Investors participating in SheTrades Invest will deploy risk-impact capital into vetted and eligible women-owned MSMEs to create economic growth and jobs. Investment partners will be selected on the basis of their ability to target strong social returns and, where possible, to provide funding to enterprises at rates that compare favourably with traditional local sources of finance. ITC’s contribution will be to leverage the large network of women entrepreneurs associated with its SheTrades initiative to identify high-potential businesses, improve their investment readiness through training to upgrade their financial and managerial capacities, and offer coaching, mentoring and networking activities.

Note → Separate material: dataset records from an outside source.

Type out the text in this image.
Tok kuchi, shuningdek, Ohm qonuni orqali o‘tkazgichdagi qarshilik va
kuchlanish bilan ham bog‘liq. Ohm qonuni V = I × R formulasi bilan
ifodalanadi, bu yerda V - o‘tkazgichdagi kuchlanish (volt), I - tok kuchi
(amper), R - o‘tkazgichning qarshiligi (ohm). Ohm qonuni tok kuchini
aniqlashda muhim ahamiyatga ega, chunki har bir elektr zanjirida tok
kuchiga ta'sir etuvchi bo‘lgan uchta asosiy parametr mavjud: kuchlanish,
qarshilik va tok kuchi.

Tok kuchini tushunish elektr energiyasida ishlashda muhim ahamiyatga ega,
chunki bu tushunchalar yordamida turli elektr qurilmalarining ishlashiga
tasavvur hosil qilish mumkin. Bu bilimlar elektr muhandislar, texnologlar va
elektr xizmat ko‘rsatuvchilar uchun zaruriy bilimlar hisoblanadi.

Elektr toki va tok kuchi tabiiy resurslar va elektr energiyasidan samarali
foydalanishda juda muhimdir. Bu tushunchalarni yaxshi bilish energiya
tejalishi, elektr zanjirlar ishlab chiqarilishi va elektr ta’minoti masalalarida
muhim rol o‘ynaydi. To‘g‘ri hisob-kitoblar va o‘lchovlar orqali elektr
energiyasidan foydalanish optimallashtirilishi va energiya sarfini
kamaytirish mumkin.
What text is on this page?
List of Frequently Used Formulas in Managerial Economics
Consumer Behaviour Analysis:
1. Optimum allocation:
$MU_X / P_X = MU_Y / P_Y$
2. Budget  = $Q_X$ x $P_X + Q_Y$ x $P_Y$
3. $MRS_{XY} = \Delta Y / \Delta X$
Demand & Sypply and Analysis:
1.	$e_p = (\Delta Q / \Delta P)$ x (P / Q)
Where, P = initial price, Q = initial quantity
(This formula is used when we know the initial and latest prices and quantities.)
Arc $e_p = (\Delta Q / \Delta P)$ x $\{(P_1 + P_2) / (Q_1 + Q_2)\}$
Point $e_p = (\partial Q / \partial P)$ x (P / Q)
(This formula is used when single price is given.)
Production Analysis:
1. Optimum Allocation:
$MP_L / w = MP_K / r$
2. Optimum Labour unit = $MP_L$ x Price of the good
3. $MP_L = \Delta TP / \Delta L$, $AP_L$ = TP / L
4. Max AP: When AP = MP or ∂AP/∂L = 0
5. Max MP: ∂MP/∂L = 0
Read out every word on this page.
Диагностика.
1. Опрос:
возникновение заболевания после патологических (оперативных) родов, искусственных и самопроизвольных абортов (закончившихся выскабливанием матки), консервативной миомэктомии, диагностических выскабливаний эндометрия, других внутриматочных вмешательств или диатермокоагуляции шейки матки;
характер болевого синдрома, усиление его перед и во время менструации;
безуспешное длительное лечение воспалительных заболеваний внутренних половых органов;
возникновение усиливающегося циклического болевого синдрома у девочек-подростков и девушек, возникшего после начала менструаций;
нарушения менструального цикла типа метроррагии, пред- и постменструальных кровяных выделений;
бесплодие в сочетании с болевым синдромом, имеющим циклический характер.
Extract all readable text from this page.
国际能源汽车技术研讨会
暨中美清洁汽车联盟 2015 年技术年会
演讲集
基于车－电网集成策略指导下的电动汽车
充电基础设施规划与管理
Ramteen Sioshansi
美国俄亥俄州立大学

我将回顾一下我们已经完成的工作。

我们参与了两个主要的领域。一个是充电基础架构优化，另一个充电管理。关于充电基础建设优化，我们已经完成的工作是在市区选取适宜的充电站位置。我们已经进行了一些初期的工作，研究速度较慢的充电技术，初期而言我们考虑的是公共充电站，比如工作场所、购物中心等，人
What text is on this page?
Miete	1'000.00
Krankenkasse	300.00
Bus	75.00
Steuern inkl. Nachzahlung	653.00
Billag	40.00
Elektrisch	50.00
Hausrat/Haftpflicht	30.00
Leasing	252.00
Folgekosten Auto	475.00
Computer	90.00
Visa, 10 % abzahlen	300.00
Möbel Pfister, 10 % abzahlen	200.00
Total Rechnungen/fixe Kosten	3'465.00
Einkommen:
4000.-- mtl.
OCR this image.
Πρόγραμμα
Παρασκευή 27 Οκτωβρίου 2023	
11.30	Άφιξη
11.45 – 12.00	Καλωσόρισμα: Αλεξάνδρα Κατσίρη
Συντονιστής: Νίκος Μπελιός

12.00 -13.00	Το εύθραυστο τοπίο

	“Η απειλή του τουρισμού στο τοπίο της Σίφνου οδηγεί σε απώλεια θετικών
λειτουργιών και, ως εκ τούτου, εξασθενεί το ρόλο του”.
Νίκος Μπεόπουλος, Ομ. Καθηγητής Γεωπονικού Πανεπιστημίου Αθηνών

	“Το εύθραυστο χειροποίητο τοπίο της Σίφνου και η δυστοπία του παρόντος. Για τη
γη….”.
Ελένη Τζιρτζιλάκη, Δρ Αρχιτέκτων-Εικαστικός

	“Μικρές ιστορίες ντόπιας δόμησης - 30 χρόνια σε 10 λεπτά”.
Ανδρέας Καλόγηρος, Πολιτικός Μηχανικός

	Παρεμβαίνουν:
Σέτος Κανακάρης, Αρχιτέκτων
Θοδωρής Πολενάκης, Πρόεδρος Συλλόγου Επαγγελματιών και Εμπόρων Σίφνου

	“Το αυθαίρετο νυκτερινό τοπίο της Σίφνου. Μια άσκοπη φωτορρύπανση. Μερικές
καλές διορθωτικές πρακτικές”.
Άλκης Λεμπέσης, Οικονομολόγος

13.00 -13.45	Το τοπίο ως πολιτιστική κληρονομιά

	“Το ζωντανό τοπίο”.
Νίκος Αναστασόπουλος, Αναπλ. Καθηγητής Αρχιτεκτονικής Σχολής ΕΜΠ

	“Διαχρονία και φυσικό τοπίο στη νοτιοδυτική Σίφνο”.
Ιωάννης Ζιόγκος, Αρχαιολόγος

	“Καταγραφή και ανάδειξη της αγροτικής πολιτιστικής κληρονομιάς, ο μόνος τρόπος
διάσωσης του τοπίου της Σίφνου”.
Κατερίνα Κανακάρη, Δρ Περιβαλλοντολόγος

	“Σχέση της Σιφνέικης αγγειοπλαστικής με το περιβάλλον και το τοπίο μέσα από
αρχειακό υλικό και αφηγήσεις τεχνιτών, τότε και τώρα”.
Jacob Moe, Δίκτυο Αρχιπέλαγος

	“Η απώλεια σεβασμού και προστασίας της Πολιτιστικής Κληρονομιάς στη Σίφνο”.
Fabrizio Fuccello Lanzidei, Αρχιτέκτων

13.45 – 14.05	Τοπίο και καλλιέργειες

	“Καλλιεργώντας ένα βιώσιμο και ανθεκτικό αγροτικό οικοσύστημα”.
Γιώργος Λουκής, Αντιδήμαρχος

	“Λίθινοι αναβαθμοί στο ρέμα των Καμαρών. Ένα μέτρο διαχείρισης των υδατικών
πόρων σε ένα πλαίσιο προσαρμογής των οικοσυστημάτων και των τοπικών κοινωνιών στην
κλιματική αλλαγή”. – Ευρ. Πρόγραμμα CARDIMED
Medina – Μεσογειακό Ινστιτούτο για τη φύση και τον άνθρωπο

GroFin has since 2004 invested in over 700 MSMEs, raising $500 million in risk capital from development finance institutions, private impact investors and the international development agencies of countries such as the Netherlands, the United Kingdom and the United States. As part of the first stage of SheTrades Invest, GroFin will invest €10 million in women-owned businesses in the 14 countries where it already operates: Côte d’Ivoire, Egypt, Ghana, Iraq, Jordan, Kenya, Nigeria, Oman, Rwanda, Senegal, South Africa, the United Republic of Tanzania, Uganda and Zambia. ITC and GroFin have put out a call for businesses in these countries to apply to receive training, mentoring and, potentially, investment.

The future

ITC is working to attract more impact investors and development finance institutions to join SheTrades Invest. The initiative seeks to expand into Latin America and South and Southeast Asia in 2019 by bringing in investors interested in these geographic areas.

For businesses seeking investment, ITC will seek to ensure that the initiative can provide the full portfolio of financial instruments from equity to debt, as well as meet the funding needs of enterprises of very different sizes.